Os motivos para o ódio a Dilma, primeira mulher eleita para o mais alto posto do executivo tem muitas explicações e, com certeza, muitas dessas passam pelo machismo, pela homofobia, pelo fanatismo religioso, pelo neoliberalismo corrupto que se alimenta de todos esses construtos e por tantas outras questões que só ficarão evidentes nos próximos anos da história triste de retrocessos que começamos a reescrever. Aprenderemos pela dor que precisamos sair dos círculos de gritos e panelas para leituras mais profundas dos fatos, livres das amarras ideológicas capitalistas da mídia tradicional golpista no país, mas essa aprendizagem, ao que tudo parece, demorará muito. O judiciário e a mídia brasileira não estão colaborando para que enxerguemos o golpe contra todos nós.
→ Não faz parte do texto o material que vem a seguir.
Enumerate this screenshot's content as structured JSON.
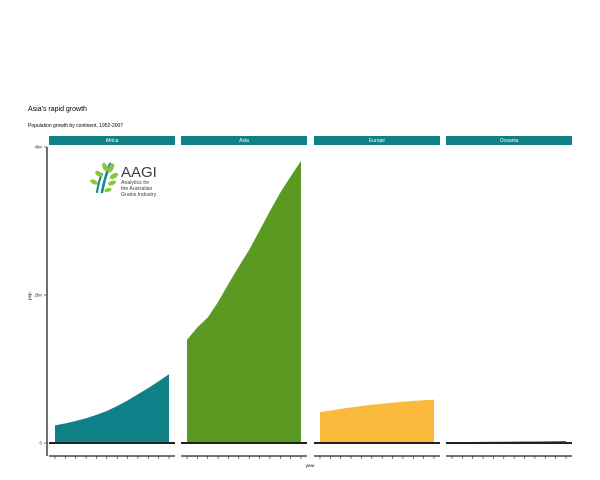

Mas, voltando à questão do capitalismo aniquilador, é oportuno externar que o pior desse sistema é que em meio à parafernália da promessa de que todos podem se beneficiar do “DESENVOLVIMENTO”, até os segmentos sociais que não fazem parte das castas do poder, devido à ilusão de que em algum momento também se beneficiarão do processo, se tornam fieis aos propósitos do modelo capital.
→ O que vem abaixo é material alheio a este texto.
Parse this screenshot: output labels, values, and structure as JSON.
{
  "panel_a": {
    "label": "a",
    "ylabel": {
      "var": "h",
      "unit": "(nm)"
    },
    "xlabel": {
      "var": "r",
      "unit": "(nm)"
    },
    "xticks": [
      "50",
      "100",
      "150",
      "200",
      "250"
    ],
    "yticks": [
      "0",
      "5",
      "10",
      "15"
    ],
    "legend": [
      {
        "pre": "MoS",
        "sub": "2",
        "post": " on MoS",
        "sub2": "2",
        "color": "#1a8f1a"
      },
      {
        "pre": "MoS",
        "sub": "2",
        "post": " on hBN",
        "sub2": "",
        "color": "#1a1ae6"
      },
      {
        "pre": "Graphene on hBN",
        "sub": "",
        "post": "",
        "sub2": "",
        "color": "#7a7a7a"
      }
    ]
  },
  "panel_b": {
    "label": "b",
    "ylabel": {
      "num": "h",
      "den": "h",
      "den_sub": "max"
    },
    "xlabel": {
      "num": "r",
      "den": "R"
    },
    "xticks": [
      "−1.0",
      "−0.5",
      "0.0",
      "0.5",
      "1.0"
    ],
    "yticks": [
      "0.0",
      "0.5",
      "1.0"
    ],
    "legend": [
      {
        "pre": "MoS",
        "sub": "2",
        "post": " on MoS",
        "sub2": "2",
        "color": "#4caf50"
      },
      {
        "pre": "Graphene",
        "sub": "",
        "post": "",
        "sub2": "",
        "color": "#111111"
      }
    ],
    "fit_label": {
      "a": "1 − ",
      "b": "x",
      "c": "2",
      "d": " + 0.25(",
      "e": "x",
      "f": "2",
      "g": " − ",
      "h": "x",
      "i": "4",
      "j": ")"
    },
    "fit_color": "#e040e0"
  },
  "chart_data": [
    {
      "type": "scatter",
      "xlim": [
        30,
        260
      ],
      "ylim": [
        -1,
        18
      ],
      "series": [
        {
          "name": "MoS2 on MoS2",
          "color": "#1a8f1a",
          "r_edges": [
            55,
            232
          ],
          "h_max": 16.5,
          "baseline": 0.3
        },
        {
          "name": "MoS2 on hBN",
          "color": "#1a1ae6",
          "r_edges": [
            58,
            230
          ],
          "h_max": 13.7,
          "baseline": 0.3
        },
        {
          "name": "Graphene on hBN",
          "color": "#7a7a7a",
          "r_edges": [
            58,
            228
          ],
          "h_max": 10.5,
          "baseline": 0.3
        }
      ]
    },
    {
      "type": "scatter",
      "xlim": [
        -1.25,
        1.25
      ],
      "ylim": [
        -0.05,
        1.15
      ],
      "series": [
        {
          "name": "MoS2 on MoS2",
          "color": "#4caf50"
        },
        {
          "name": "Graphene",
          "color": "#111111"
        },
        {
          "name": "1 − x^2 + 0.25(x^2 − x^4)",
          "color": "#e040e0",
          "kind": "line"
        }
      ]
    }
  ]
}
Em países da América do Sul e de toda a América Latina, bem como de outras periferias do mundo, os que mais compram essas ideias e, até certo ponto, alimentam, retroalimentam e promovem a continuidade do capitalismo aniquilador da biodiversidade e, consequentemente, da própria vida humana, dado que o homem também é parte da grande teia ecossistêmica da existência, são as classes médias. Estas estão sempre em linhas tênues entre o eterno desejo da ascensão à parte gourmet societária e desespero perene de retorno à pobreza, lugares dos quais saíram devido a governos progressistas que ganharam algum espaço, mas que estão sucumbindo em várias partes da América Latina e do mundo, muitas vezes com o apoio dos que chegaram às classes médias. Isso está ocorrendo não somente no Brasil, mas na Argentina, na Bolívia, no Chile e em tantos outros países.
Enfim, o capitalismo conquistou adeptos ferrenhos e fanáticos por todo o planeta. Poucas nações e sociedades escapam a essa lógica – duas, três ou quatro, no máximo, se desvencilham dessa conjunção de vida e equívoco sistema. Cuba, Bolívia, Venezuela e Butão, talvez, sejam os grandes exemplos de fuga ao capitalismo.
Para se promover nas arquiteturas mentais, políticas e econômicas, o modelo capital vendeu a ideia de desenvolvimento a todo custo e na atualidade maquia-se de ético, pintando-se de verde, de sustentável, mas tudo não passa de fantasia e falácia, dado que é impossível haver sustentabilidade onde a competição pela vida é o imperativo. Ou seja, tenta seguir firme e forte para destruir o restante do planeta.